A journalist does not choose who he or she shares space with when getting the news. One's credibility is measured by what you write, broadcast, or blog and how you engage your audience and encourage them to come out with their own views and solutions to pressing concerns. After all, journalists and the medium they deliver their stories are but the media, the means through which the stories are delivered. We, as a person occupying one seat inside Malacanañg is not important. What is important is what we bring out and tell the people.
That there are press corps formed is just a way to police our own ranks, it does not cover the ranks of other people, in this case, the social media practitioners.
In the first place, these bloggers would not have gathered Malacanang's interest had they not been engaging the public, sometimes more than what mainstream media can engage.
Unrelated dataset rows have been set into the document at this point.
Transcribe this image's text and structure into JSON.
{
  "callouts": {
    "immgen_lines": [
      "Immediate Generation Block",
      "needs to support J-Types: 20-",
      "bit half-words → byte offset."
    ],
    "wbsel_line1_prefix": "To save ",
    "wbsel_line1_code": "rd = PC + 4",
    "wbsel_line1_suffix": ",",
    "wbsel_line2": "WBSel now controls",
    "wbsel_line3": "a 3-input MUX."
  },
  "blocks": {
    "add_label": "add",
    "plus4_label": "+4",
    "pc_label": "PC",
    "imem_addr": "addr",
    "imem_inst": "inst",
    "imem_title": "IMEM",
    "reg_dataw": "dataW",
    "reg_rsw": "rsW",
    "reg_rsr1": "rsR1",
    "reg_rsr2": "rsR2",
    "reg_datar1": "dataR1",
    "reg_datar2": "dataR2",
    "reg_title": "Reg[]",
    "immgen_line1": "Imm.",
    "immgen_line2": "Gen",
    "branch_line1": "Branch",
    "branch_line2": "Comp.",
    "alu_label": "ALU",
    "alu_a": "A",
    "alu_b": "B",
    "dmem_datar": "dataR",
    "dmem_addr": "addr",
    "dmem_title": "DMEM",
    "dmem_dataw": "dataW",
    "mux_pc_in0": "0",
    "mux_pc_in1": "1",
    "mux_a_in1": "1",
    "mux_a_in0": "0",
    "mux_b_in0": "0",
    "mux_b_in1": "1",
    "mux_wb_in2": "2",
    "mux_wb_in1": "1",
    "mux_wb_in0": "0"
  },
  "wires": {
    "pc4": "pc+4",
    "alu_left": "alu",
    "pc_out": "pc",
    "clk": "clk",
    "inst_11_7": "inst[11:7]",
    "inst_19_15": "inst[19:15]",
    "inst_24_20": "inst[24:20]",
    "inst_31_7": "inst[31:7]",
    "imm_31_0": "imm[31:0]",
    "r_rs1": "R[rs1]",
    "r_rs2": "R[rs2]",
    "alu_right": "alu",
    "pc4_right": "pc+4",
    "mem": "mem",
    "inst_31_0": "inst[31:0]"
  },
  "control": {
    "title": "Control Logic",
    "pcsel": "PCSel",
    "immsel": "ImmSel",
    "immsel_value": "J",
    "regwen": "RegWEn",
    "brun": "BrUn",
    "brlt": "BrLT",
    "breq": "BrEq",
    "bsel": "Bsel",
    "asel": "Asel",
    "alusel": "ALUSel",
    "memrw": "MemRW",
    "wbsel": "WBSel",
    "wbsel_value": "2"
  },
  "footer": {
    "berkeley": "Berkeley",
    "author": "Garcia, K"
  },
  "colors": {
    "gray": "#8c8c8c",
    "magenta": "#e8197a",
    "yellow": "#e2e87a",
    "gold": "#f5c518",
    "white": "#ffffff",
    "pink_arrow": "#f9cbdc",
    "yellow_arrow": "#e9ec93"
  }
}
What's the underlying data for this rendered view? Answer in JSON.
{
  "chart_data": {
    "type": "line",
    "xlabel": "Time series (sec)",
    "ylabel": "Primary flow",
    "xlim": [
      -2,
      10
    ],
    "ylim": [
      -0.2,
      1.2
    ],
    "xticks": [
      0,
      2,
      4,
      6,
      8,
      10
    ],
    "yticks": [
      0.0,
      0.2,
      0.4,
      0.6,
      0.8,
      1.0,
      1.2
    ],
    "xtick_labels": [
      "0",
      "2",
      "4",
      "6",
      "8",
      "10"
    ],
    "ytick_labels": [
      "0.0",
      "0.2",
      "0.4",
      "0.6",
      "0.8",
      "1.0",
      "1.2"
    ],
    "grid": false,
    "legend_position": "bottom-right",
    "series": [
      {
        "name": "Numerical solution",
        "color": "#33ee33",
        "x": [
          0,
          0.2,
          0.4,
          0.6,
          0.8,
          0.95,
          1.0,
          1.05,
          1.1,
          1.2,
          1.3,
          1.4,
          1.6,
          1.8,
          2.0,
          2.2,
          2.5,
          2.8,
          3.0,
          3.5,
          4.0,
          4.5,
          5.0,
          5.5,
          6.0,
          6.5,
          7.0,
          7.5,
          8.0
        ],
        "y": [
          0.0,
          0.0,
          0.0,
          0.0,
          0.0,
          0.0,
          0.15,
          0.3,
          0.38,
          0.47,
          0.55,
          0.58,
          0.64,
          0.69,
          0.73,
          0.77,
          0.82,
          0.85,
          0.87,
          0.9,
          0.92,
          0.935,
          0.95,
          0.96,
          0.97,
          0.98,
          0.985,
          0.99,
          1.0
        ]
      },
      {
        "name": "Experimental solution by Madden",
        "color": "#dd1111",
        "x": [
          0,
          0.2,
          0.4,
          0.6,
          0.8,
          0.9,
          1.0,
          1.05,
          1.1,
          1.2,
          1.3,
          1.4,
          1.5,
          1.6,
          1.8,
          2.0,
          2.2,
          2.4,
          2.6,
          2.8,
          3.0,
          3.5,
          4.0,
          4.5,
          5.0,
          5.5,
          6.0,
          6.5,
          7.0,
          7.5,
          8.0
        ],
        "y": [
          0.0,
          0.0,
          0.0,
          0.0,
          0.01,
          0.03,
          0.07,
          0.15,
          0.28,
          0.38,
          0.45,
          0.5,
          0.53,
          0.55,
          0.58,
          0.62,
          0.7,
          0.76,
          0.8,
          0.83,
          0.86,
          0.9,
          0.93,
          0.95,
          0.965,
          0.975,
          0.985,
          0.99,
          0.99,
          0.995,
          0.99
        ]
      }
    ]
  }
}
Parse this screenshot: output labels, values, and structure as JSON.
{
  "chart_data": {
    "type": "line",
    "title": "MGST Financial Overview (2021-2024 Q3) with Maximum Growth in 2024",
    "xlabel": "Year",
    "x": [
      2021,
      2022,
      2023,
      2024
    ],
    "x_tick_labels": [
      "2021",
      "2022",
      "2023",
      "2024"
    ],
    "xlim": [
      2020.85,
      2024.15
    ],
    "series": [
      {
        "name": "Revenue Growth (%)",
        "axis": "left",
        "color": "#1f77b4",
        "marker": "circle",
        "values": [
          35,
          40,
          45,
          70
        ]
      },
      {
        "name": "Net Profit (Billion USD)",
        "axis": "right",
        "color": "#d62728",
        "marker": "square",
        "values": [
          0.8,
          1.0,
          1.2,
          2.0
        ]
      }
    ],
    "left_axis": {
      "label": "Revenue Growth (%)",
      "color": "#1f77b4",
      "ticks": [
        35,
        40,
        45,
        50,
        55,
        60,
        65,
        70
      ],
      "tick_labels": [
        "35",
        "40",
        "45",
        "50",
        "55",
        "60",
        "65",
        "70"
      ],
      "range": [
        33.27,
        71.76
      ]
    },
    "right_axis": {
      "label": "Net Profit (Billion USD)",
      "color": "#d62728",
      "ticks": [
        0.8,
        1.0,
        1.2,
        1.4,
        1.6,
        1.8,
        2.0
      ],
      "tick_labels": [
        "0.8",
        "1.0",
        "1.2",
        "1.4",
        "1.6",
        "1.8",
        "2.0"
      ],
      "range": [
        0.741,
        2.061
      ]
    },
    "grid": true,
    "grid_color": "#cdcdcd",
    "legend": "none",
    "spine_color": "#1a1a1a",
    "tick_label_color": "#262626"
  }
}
There are messages to deliver, there are issues to discuss, whoever and whichever way these can be trickled down to the masses at the most preferred medium is the primary concern of any establishment that wants to engage people, Malacañang included. It is not up to the journalist to dictate who these are.
It's much like dealing with clients, where it's the clients who choose the medium by which to advertise and the media company they will entertain.
Bottomline, it's the story and the engagement.
And yes, sitting beside a blogger does not spell the end of journalism. But the end of journalism can be triggered when journalists themselves start to believe that they are more important than the story and thus turn their backs to their role of delivering the message. The end of journalism can be triggered when journalists become concerned with whom they sit with in events they are not even the organizers of.